5.2. Het betoog slaagt niet.
Slotsom
6. Het hoger beroep is ongegrond. De aangevallen uitspraak dient te worden bevestigd.
7. De Belastingdienst/Toeslagen hoeft geen proceskosten te vergoeden.
Beslissing
De Afdeling bestuursrechtspraak van de Raad van State:
Bevestigt de aangevallen uitspraak.
Aldus vastgesteld door mr. J.E.M. Polak, lid van de enkelvoudige kamer, in tegenwoordigheid van mr. W. Dijkshoorn, griffier.
w.g. Polak
lid van de enkelvoudige kamer
w.g.

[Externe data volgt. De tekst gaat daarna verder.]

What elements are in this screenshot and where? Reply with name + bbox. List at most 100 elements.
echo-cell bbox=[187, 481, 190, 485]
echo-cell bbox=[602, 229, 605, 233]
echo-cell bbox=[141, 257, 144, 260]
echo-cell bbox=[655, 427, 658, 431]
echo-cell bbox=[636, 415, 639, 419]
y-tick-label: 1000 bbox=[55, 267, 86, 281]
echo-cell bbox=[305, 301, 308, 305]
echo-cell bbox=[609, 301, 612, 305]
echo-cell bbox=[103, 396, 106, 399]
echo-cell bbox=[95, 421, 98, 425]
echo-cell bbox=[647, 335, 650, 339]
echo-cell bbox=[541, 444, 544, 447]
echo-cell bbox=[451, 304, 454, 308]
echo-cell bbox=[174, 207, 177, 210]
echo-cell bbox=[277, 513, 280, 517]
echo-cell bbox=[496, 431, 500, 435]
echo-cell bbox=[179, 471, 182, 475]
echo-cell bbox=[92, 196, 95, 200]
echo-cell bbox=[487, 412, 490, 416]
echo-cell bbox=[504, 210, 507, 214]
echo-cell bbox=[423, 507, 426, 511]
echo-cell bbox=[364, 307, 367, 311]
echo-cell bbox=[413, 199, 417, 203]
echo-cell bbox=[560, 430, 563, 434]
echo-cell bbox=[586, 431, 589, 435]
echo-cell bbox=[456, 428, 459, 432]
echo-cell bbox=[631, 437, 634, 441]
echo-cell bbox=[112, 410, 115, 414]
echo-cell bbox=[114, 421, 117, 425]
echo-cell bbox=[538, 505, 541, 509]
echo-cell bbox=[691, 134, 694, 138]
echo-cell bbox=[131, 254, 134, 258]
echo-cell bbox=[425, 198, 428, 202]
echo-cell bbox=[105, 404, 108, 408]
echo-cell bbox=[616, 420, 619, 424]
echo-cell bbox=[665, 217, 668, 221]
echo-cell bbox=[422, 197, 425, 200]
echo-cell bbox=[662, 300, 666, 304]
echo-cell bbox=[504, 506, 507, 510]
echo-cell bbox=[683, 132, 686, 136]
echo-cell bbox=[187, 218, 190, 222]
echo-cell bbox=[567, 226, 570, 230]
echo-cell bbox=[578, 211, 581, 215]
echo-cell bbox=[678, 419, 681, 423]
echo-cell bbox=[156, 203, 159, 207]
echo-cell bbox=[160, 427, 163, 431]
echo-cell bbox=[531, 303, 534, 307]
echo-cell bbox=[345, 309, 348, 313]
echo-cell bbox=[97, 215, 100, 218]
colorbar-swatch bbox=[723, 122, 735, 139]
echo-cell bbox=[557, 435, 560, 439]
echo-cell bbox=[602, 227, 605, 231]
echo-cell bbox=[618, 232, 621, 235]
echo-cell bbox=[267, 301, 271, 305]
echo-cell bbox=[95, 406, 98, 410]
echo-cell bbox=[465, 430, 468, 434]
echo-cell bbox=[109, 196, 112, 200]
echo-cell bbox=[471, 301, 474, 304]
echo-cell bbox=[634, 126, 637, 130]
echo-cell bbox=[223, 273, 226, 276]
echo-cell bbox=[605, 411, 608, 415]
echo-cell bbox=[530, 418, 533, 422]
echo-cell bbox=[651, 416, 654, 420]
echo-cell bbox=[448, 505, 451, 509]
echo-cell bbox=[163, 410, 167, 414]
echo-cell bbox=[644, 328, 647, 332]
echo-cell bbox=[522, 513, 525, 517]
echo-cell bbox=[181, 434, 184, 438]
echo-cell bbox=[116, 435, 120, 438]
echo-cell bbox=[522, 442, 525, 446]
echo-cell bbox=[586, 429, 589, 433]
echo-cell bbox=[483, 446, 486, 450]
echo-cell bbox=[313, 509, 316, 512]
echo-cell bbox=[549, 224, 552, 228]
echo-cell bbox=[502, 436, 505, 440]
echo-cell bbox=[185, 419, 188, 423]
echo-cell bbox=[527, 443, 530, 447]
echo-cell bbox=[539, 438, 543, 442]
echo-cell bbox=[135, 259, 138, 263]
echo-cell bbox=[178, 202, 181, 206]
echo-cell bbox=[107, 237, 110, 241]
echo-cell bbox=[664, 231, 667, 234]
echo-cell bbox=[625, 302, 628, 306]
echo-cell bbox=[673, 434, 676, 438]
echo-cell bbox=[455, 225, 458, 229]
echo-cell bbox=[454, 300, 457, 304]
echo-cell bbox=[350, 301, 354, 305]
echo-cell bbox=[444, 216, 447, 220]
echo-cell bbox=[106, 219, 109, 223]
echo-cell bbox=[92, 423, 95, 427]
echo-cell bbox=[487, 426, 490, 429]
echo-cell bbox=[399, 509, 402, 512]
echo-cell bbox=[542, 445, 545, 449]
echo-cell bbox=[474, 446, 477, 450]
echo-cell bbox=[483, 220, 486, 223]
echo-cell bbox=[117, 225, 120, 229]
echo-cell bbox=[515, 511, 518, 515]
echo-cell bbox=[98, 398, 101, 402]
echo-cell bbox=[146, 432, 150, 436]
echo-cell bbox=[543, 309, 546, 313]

Dijkshoorn
griffier
Uitgesproken in het openbaar op 6 september 2023
735-1067
BIJLAGE - JURIDISCH KADER
Wet op de huurtoeslag
Artikel 1a lid 1
1. Op deze wet is de Algemene wet inkomensafhankelijke regelingen, met uitzondering van artikel 6, eerste en tweede lid, van toepassing.
Artikel 9, eerste lid, aanhef en onder a
1. Een huurtoeslag wordt slechts toegekend:
a. als de huurder, diens partner alsmede degenen die medebewoner van de woning zijn, als ingezetene op het adres van die woning zijn ingeschreven in de basisregistratie personen;
Algemene wet inkomensafhankelijke regelingen
Artikel 6 lid 1 en 2
1. Voor de toepassing van deze wet en de daarop berustende bepalingen wordt met de basisregistratie personen gelijkgesteld een daarmee naar aard en strekking overeenkomende registratie buiten Nederland.
2. Bij regeling van Onze Minister in overeenstemming met Onze Minister van Sociale Zaken en Werkgelegenheid kunnen regels worden gesteld op basis waarvan iemand die niet in Nederland woont, geacht wordt op zijn woonadres te zijn ingeschreven in een naar aard en strekking met de basisregistratie personen overeenkomende registratie buiten Nederland.